Listeriosis outbreaks were seen in many countries including Japan, the United States and countries of Europe (EFSA, 2011; Miya et al., 2015; Self et al., 2019). Human infections caused by L. monocytogenes have become a global health concern. The presence of L. monocytogenes in processing environment at slaughterhouses, deli meat factories or in retail may be a reason of cross-contamination. Listeria monocytogenes can contaminate various foods via food processing environments and contamination of raw materials. Hence, there is a necessity a variety of methods for rapid detection of foodborne pathogens as it is required in many food analyses.

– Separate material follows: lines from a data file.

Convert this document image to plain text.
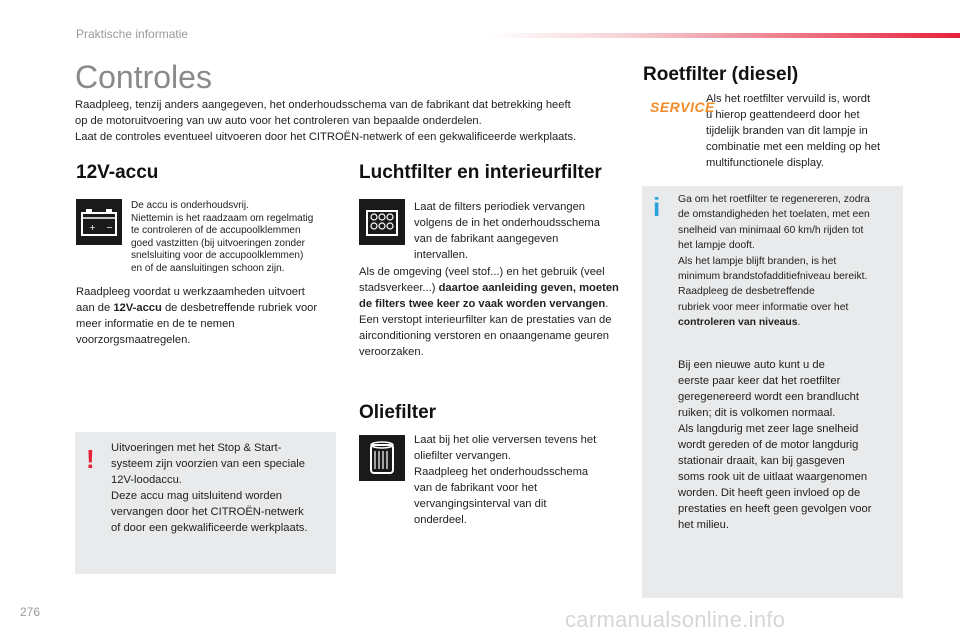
Praktische informatie
Controles

Raadpleeg, tenzij anders aangegeven, het onderhoudsschema van de fabrikant dat betrekking heeft

op de motoruitvoering van uw auto voor het controleren van bepaalde onderdelen.

Laat de controles eventueel uitvoeren door het CITROËN-netwerk of een gekwalificeerde werkplaats.

12V-accu
+ −
De accu is onderhoudsvrij.
Niettemin is het raadzaam om regelmatig
te controleren of de accupoolklemmen
goed vastzitten (bij uitvoeringen zonder
snelsluiting voor de accupoolklemmen)
en of de aansluitingen schoon zijn.
Raadpleeg voordat u werkzaamheden uitvoert aan de 12V-accu de desbetreffende rubriek voor meer informatie en de te nemen voorzorgsmaatregelen.
! Uitvoeringen met het Stop & Start-

systeem zijn voorzien van een speciale

12V-loodaccu.

Deze accu mag uitsluitend worden

vervangen door het CITROËN-netwerk

of door een gekwalificeerde werkplaats.

Luchtfilter en interieurfilter
Laat de filters periodiek vervangen
volgens de in het onderhoudsschema
van de fabrikant aangegeven
intervallen.
Als de omgeving (veel stof...) en het gebruik (veel stadsverkeer...) daartoe aanleiding geven, moeten de filters twee keer zo vaak worden vervangen.
Een verstopt interieurfilter kan de prestaties van de airconditioning verstoren en onaangename geuren veroorzaken.
Oliefilter
Laat bij het olie verversen tevens het
oliefilter vervangen.
Raadpleeg het onderhoudsschema
van de fabrikant voor het
vervangingsinterval van dit
onderdeel.
Roetfilter (diesel)
SERVICE
Als het roetfilter vervuild is, wordt
u hierop geattendeerd door het
tijdelijk branden van dit lampje in
combinatie met een melding op het
multifunctionele display.
i Ga om het roetfilter te regenereren, zodra

de omstandigheden het toelaten, met een

snelheid van minimaal 60 km/h rijden tot

het lampje dooft.

Als het lampje blijft branden, is het

minimum brandstofadditiefniveau bereikt.

Raadpleeg de desbetreffende

rubriek voor meer informatie over het

controleren van niveaus.

Bij een nieuwe auto kunt u de

eerste paar keer dat het roetfilter

geregenereerd wordt een brandlucht

ruiken; dit is volkomen normaal.

Als langdurig met zeer lage snelheid

wordt gereden of de motor langdurig

stationair draait, kan bij gasgeven

soms rook uit de uitlaat waargenomen

worden. Dit heeft geen invloed op de

prestaties en heeft geen gevolgen voor

het milieu.

276	carmanualsonline.info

In this study rapid LAMP method of L. monocytogenes detection was performed. Despite the having of false-negative and false-positive results, LAMP-based method was effective and easier to perform than some of standardized assays and has the advantage to reduce analysis time (less 2 days comparing with 5 days GOST method). Furthermore, this technique is 10 times more sensitive than the conventional PCR assay as reported (Wachiralurpan et al., 2017). The occurrence of false-positive results can be reduced by preventing cross-contamination, high humidity and temperature when working with reaction mixture tubes (Bird et. al.,2013, Wang et al., 2015).